Expect the unexpected – Maintain at least three months’ worth of readily available emergency funds.
Smooth the tax bumps – If possible, try to flatten your taxes in retirement by generating relatively consistent taxable income from one year to the next. Big picture, this should help you reduce your marginal tax rate as well as reduce your total tax bill in retirement.
Running Defense With Your Accounts
By the time you’re ready to retire, you and your spouse may well have myriad accounts, accumulated throughout your working years. How do you best manage them?
Consolidate it – You can simplify and optimize your cash-flow planning by consolidating as many of your far-flung accounts as possible under the management of a single advisor.
Private pension – We typically suggest putting your private pensions into play as soon as possible. If your spouse does not have a private pension and a spousal survivor benefit is available, shoot to score at least 60% for that. Also, check to see if you or your spouse qualify for any foreign pensions.
RRIF it – In retirement, it often makes sense to convert your Registered Retirement Savings Plan (RRSP) accounts into Registered Retirement Income Fund (RRIF) accounts. As the name suggests, RRIFs are structured for generating tax-effective income streams. That said, if you have less flexible locked-in accounts (such as locked-in RRSPs or LIRAs), I typically suggest depleting them first.
Open accounts – Unless your tax planning is subject to unusual circumstances, try to draw from your open (taxable) accounts with an eye toward triggering the smallest capital gains.
Save your TFSAs for last – From a tax-planning perspective, I typically advise investors to leave their Tax-Free Savings Accounts (TFSAs) as their income source of last resort. I also recommend you keep funding your TFSAs if you’re able, even in retirement. They provide an excellent backup resource if needed, while providing a continued tax-free investment opportunity if you don’t.
Hands off your leverage and spousal loan accounts – Steer clear of drawing from your leverage or spousal loan accounts, lest you taint the tax benefits you’re seeking by opening them to begin with.
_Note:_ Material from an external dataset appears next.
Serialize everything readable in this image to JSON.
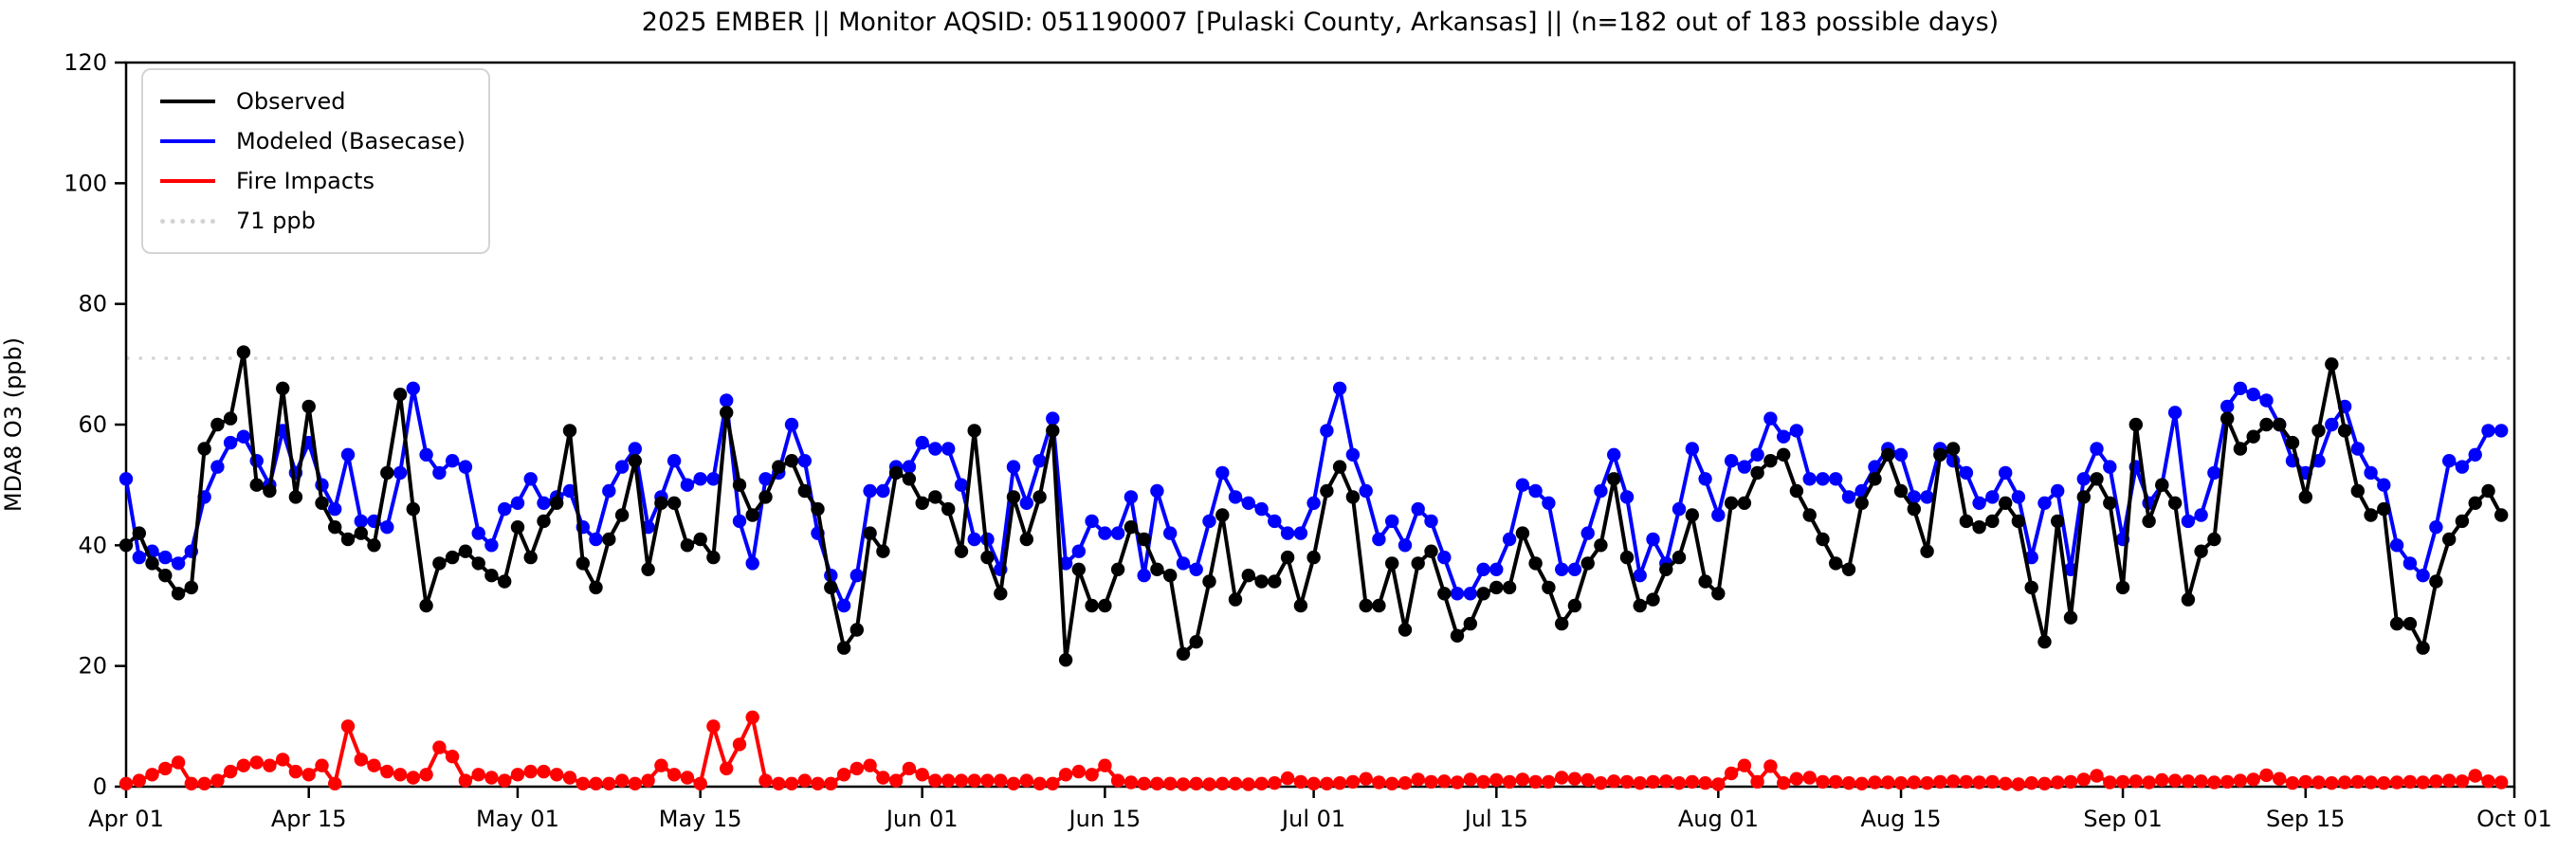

Running Offense on Your Investments
Throughout your investment lifecycle, a few timeless principles still apply. Here are a few:
Global diversification for life – Maintain a low-cost, globally diversified investment portfolio, balanced between and among stocks and bonds and reflecting your goals and risk tolerances.
Regularly revisit your risk profile – Every three or four years, revisit your ability, willingness and need to take on higher risks in pursuit of higher expected returns; adjust your portfolio accordingly. That said, it’s rare that you’ll want to abandon equity investing entirely. Ample academic evidence plus 25+ years of my own observations are clear: Even in retirement, a measure of return-generating stocks (versus volatility-dampening bonds) usually remains advisable.
Avoid stock picking and market timing – Trying to pick individual stocks or time when to enter and exit the market is expected to add extra costs, without contributing to expected returns. Don’t do it.
Last but not least …
Create a plan upfront, revisit it regularly, and stick to it over time as your life preserver in uncertain markets. But, again, don’t forget to appreciate your money along the way. Especially in retirement, when you do spend, spend it on that which will bring you the most joy. That’s what it’s there for.